Batteries don’t last forever. We replace 100 million car batteries in the United States every year. That’s a lot of batteries!
The average lifespan of a car battery is around three years, but sometimes we wear them out sooner. If your car won’t start, it may be because the battery is dead.
But what will drain your car’s battery? Several things can cause your car battery to drain. Read on to learn some of the most common culprits.
Oops, You Left a Light On
The fastest battery drain is leaving your headlights on all night. It’s the most common reason for a dead battery and an easy mistake.
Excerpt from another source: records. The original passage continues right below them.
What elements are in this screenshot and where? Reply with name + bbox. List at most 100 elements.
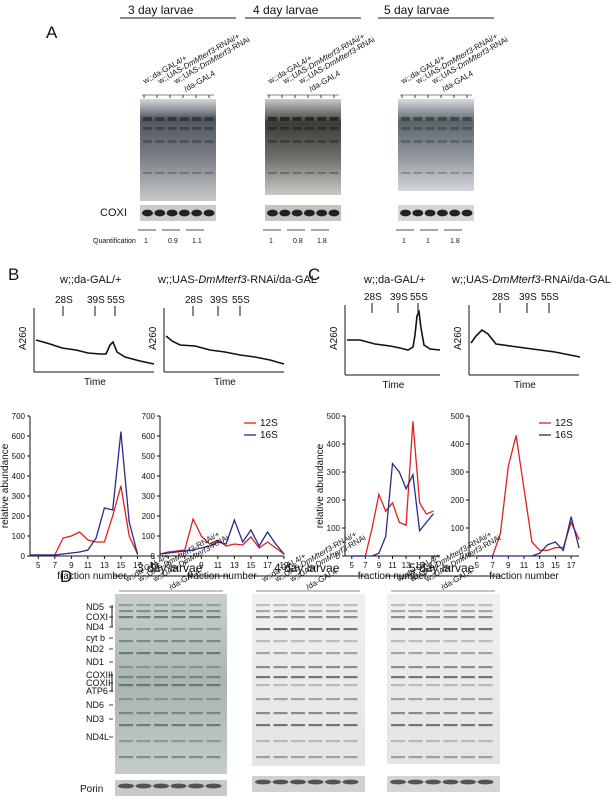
protein-band [206, 756, 221, 759]
panel-d: D 3 day larvae 4 day larvae 5 day larvae w… [60, 529, 502, 796]
protein-band [256, 610, 270, 613]
coxi-band [424, 209, 436, 217]
chart-c-right-point [499, 533, 502, 535]
protein-band [426, 610, 440, 613]
protein-band [171, 724, 186, 727]
rna-blot-5day [398, 99, 474, 191]
chart-b-right-ytick-label: 700 [142, 412, 156, 421]
rna-band [280, 127, 290, 130]
rna-band [143, 127, 152, 130]
protein-band [478, 640, 493, 643]
chart-b-right-point [184, 549, 186, 551]
rna-band [292, 140, 302, 143]
protein-band [206, 610, 221, 613]
rna-band [317, 127, 327, 130]
quantification-label: Quantification [93, 238, 136, 245]
chart-c-right-legend-16S: 16S [555, 430, 573, 441]
protein-band [461, 628, 475, 631]
coxi-band [279, 209, 291, 217]
protein-band [343, 640, 358, 643]
protein-band [256, 628, 270, 631]
rna-band [437, 172, 447, 174]
chart-b-right-point [184, 550, 186, 552]
chart-c-right-point [491, 555, 494, 557]
protein-band [461, 724, 475, 727]
rna-band [155, 127, 165, 130]
protein-band [189, 676, 203, 679]
chart-b-right-xtick-label: 15 [246, 561, 255, 570]
rna-band [401, 140, 410, 143]
protein-band [426, 652, 440, 655]
protein-band [256, 740, 270, 743]
chart-c-right-point [539, 549, 541, 552]
chart-b-left-point [95, 537, 97, 539]
protein-band [461, 676, 475, 679]
protein-band [443, 628, 458, 631]
protein-band [291, 724, 305, 727]
porin-band [188, 783, 204, 789]
rna-blot-3day [140, 99, 216, 201]
chart-c-left-xtick-label: 15 [415, 561, 424, 570]
protein-band [308, 724, 323, 727]
chart-c-left-xtick-label: 9 [377, 561, 382, 570]
protein-band [206, 724, 221, 727]
rna-band [450, 127, 460, 130]
chart-b-left-ytick-label: 0 [21, 552, 26, 561]
protein-band [119, 640, 133, 643]
rna-band [437, 127, 447, 130]
protein-band [461, 610, 475, 613]
protein-band [408, 740, 423, 743]
protein-band [171, 628, 186, 631]
coxi-band [316, 209, 328, 217]
quant-value-3-2: 1 [426, 238, 430, 245]
protein-band [291, 604, 305, 607]
protein-band [189, 652, 203, 655]
protein-band [408, 640, 423, 643]
protein-band [408, 652, 423, 655]
chart-c-right-point [539, 552, 541, 554]
coxi-band [449, 209, 461, 217]
protein-band [206, 640, 221, 643]
protein-band [426, 684, 440, 687]
protein-band [443, 610, 458, 613]
chart-b-left-xtick-label: 7 [53, 561, 58, 570]
coxi-band [436, 209, 448, 217]
protein-band [426, 756, 440, 759]
chart-b-left-xtick-label: 15 [116, 561, 125, 570]
protein-band [171, 610, 186, 613]
protein-band [136, 756, 151, 759]
rna-band [192, 127, 202, 130]
chart-b-right-ytick-label: 600 [142, 432, 156, 441]
protein-band [478, 712, 493, 715]
protein-band [206, 698, 221, 701]
chart-c-right-point [578, 547, 580, 549]
protein-band [273, 610, 288, 613]
chart-c-left-xtick-label: 5 [350, 561, 355, 570]
protein-band [206, 652, 221, 655]
chart-c-right-legend-12S: 12S [555, 418, 573, 429]
protein-band [461, 666, 475, 669]
protein-band [291, 676, 305, 679]
protein-band [136, 740, 151, 743]
chart-c-left-point [405, 488, 407, 490]
chart-b-left-point [103, 541, 105, 543]
protein-band [391, 684, 405, 687]
rna-band [143, 117, 152, 121]
protein-band [408, 628, 423, 631]
chart-c-right-xlabel: fraction number [489, 571, 559, 582]
protein-band [171, 676, 186, 679]
protein-band [391, 640, 405, 643]
protein-band [256, 652, 270, 655]
chart-b-right-point [275, 547, 277, 549]
chart-b-left-ytick-label: 600 [12, 432, 26, 441]
chart-c-right-point [531, 541, 533, 543]
protein-band [343, 666, 358, 669]
rna-band [292, 127, 302, 130]
protein-band [408, 604, 423, 607]
protein-band [308, 756, 323, 759]
chart-b-left-point [120, 485, 122, 487]
panel-c: C w;;da-GAL/+ w;;UAS-DmMterf3-RNAi/da-GA… [308, 265, 611, 391]
chart-b-left-point [29, 554, 31, 556]
rna-band [425, 127, 435, 130]
c-left-marker-39S: 39S [390, 292, 408, 303]
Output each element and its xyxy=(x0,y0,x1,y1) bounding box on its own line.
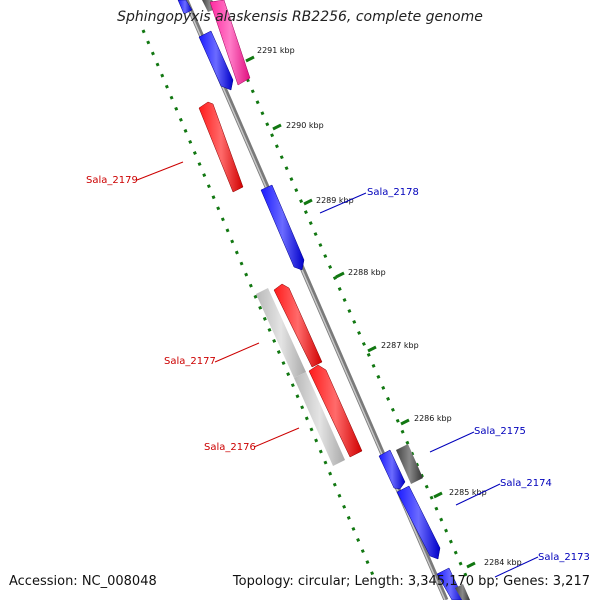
scale-label-2286: 2286 kbp xyxy=(414,414,452,423)
scale-label-2288: 2288 kbp xyxy=(348,268,386,277)
label-sala-2177[interactable]: Sala_2177 xyxy=(164,356,216,367)
label-sala-2173[interactable]: Sala_2173 xyxy=(538,552,590,563)
scale-label-2284: 2284 kbp xyxy=(484,558,522,567)
gene-sala-2174[interactable] xyxy=(396,485,441,560)
label-sala-2178[interactable]: Sala_2178 xyxy=(367,187,419,198)
scale-label-2285: 2285 kbp xyxy=(449,488,487,497)
scale-labels: 2291 kbp 2290 kbp 2289 kbp 2288 kbp 2287… xyxy=(257,46,522,567)
feature-bottom-dark[interactable] xyxy=(455,584,470,600)
scale-ticks xyxy=(245,55,476,569)
scale-label-2290: 2290 kbp xyxy=(286,121,324,130)
accession-text: Accession: NC_008048 xyxy=(9,574,157,589)
gene-sala-2173[interactable] xyxy=(436,567,465,600)
outer-ruler xyxy=(226,34,472,586)
feature-dark-2175[interactable] xyxy=(396,444,423,484)
feature-gray-2177[interactable] xyxy=(256,288,306,378)
gene-sala-2175[interactable] xyxy=(378,449,406,490)
gene-sala-2176[interactable] xyxy=(308,364,363,458)
scale-label-2291: 2291 kbp xyxy=(257,46,295,55)
gene-sala-2177[interactable] xyxy=(273,283,323,368)
label-sala-2174[interactable]: Sala_2174 xyxy=(500,478,552,489)
map-title: Sphingopyxis alaskensis RB2256, complete… xyxy=(117,9,483,25)
label-sala-2179[interactable]: Sala_2179 xyxy=(86,175,138,186)
gene-labels: Sala_2179 Sala_2178 Sala_2177 Sala_2176 … xyxy=(86,175,590,563)
gene-blue-upper[interactable] xyxy=(198,30,234,91)
genome-summary-text: Topology: circular; Length: 3,345,170 bp… xyxy=(232,574,590,589)
scale-label-2287: 2287 kbp xyxy=(381,341,419,350)
label-sala-2176[interactable]: Sala_2176 xyxy=(204,442,256,453)
inner-ruler xyxy=(141,29,377,581)
label-sala-2175[interactable]: Sala_2175 xyxy=(474,426,526,437)
feature-gray-2176[interactable] xyxy=(294,372,345,466)
gene-sala-2179[interactable] xyxy=(198,101,244,193)
gene-features xyxy=(177,0,470,600)
gene-pink[interactable] xyxy=(209,0,251,86)
scale-label-2289: 2289 kbp xyxy=(316,196,354,205)
gene-sala-2178[interactable] xyxy=(260,184,305,271)
label-leaders xyxy=(136,161,539,578)
gene-top-blue[interactable] xyxy=(177,0,193,15)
A forgotten interior dome light seems like a small thing, but it can add up! Even though it only draws a little power, it finishes off an already weak battery if left on overnight.
To avoid this, check all lights before you leave your vehicle. That includes headlights, taillights, interior lights, and any other lights that may be on.
Most new cars have a feature that will turn the lights off automatically, but it’s still a good idea to check. Remember to turn the lights off when you park if you have an older car.
An Old Battery
A dead car battery could be the result of age. After a few years, batteries lose their ability to hold a charge. It is especially true if you don’t regularly drive your car.
You can prolong the life of your battery with routine drives to keep it charged. But eventually, you’ll need to replace it.
If you have an older car, keeping a spare battery on hand is a good idea. That way, you’re not stranded if your battery dies.
Battery Connection Issues
Check for a loose, corroded, or damaged battery terminal. If the connection is weak, it won’t matter how strong your battery is. A bad connection causes a strain on the battery, which will drain it faster.
A loose connection can also cause your alternator to work harder than needed. It will shorten the lifespan of both your alternator and your battery.
What Drains Your Car Battery While It’s Turned Off?
A parasitic draw will slowly drain your battery, even if the car is parked and turned off. A parasitic draw may be the culprit if your battery is dead after leaving your car parked for a few days.
Faulty Wiring or Damaged Connections
Faulty wiring can also prevent your battery from starting your car. Look for any cracks or damage in the wires. If you see any, have them repaired as soon as possible.
Having your vehicle’s electrical system checked regularly is also a good idea. That will help you spot any issues before they cause problems.
Get Moving Again
Car battery problems are frustrating. But they’re often easy to fix if you know what drains your car battery. If you know how to jump-start a car, you can usually get going again without too much trouble.